An old Irishman goes to social services to get a death grant to be able to bury his oldest friend. Is this a gay relationship? Does it matter?
TUES 15th June NOTE EARLY START AT 7PM.
Leather by Eric Presland
The most controversial play that Homo Promos has ever produced, and the one which people keep asking to see again. It played to packed houses at the Finborough Arms, despite an attempt by the brewery to close it. Section 28, preventing the ‘promotion of homosexuality as a pretended family relationship’ was also waved at us.
A play about gay domestic abuse, redolent of pain and violence in all its forms, consensual or not, from onstage ear-piercing, SM scenes, through British Movement attacks to a fisting rape.
Physical abuse is paralleled by mental control, and the erosion of any sense of worth. As one of the characters says, “You can’t rape nothing.” Two members of the original cast, Matthew Hodson and Keith Bursnall, will be appearing, and the author will be available as well to talk about the play.
The play will be followed by a chance to discuss the issues involved.
Male rape was first highlighted by Capital Gay in two four-page centre spreads after Heaven nightclub used a rape scene as its Halloween ‘entertainment’ in 1983.
Presland was one of the journalists who worked on that exposé, and the experience fed into 'Leather', which was completed in 1987, although it took three years to get a company together to stage it.
When it was performed it was the first play to deal with the subject of domestic abuse within the gay community. Many objected violently to any suggestion that it was a common occurrence and might draw on impulses inherent in most people.
The reviews were mostly negative, because it was the subject matter which was being reviewed, not the production.
Nowadays male rape and domestic abuse is acknowledged as a major stain on LGBT+ life. The latest statistics suggest 18% of gay men have suffered it at some time. There are now several charities which work to support male victims of abuse and violence.
This performance will be a benefit for Stay Brave, a charity offering support to those who have experienced domestic abuse and rape. To donate please go to www.staybrave.org.uk/donate.
TUES 22nd JUNE
Two repeat performances of popular episodes from 'A Gay Century', to get better recordings than last time round.

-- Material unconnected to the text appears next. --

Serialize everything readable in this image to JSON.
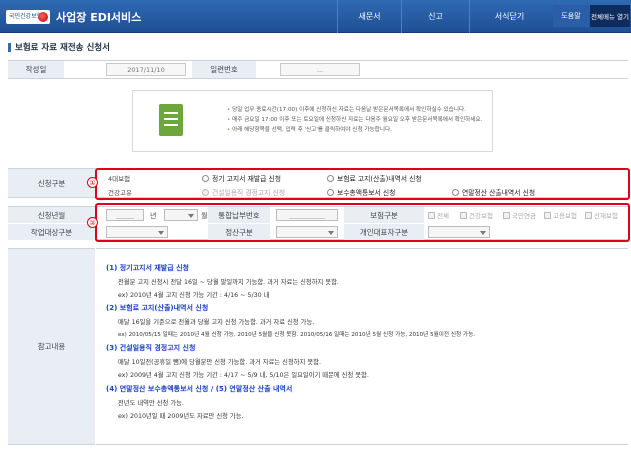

1928 - SAUCE FOR THE GANDER: The Home Secretary, mini-Mussolini William Joynson-Hicks, is urged to prosecute The Well of Loneliness by the editor of the ‘Sunday Express’, James Douglas.

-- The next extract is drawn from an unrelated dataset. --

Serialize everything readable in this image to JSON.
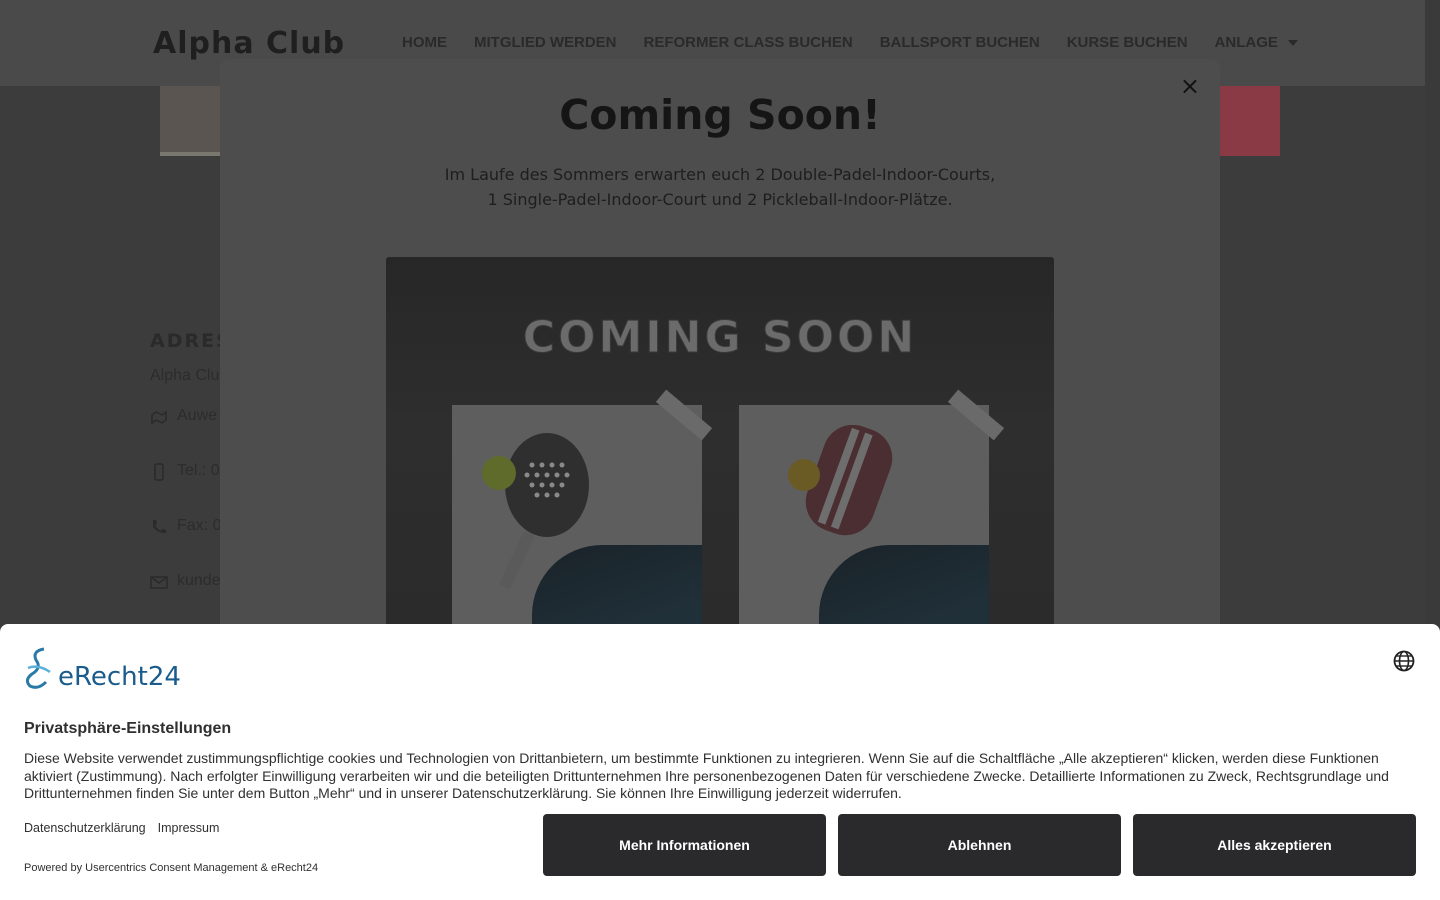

Novelist Compton Mackenzie crashes in, demanding that his lesbian novel, Extraordinary Women, be prosecuted too.
After all, he needs the publicity and the sales more than the fabulously wealthy Radclyffe Hall.
Competitive bidding follows, as Hall and Mackenzie each claim they are more subversive and dangerous than the other. A dialectical comedy.
1932 - THE BERLIN BOY: Pauli may sell his body in Berlin, but he is an innocent country boy who dreams of his Ideal Friend and a better life with a rich older man.
He is wide open to exploitation by Gerald, a shady Englishman who promises him the earth. His best friend, Lotte, a lesbian chanteuse in the clubs, is powerless to open his eyes.
Isherwood’s Berlin is revisited with clearer eyes and more political savvy. Nowadays we would call this sex tourism, and exploitation.
TUES 29th JUNE
Arnold and Cherry, by Glyn Carter.
A new and charming ‘problem play’ about an intelligent 85-year-old gay professor in a residential home who is terrified he is losing his marbles. He’s supported by a care worker, Cherry, who has a boyfriend, Jamie. The manager of the home, Alice, has another, more sinister, agenda. Not a great stretch in terms of rehearsals.
TUES 6th JULY
Unmute! [Provisional title]
The Homo Promos Zoom Revue
Open to everyone who wants to take part, either by writing or performing. Not a free-for-all, however – it will need some scripting and co-ordinating if it’s to be as much fun for an audience as the cast. I’m hoping that the writers within the group will contribute material. Plus of course the essential ingredient - YOUR GOOD SELVES.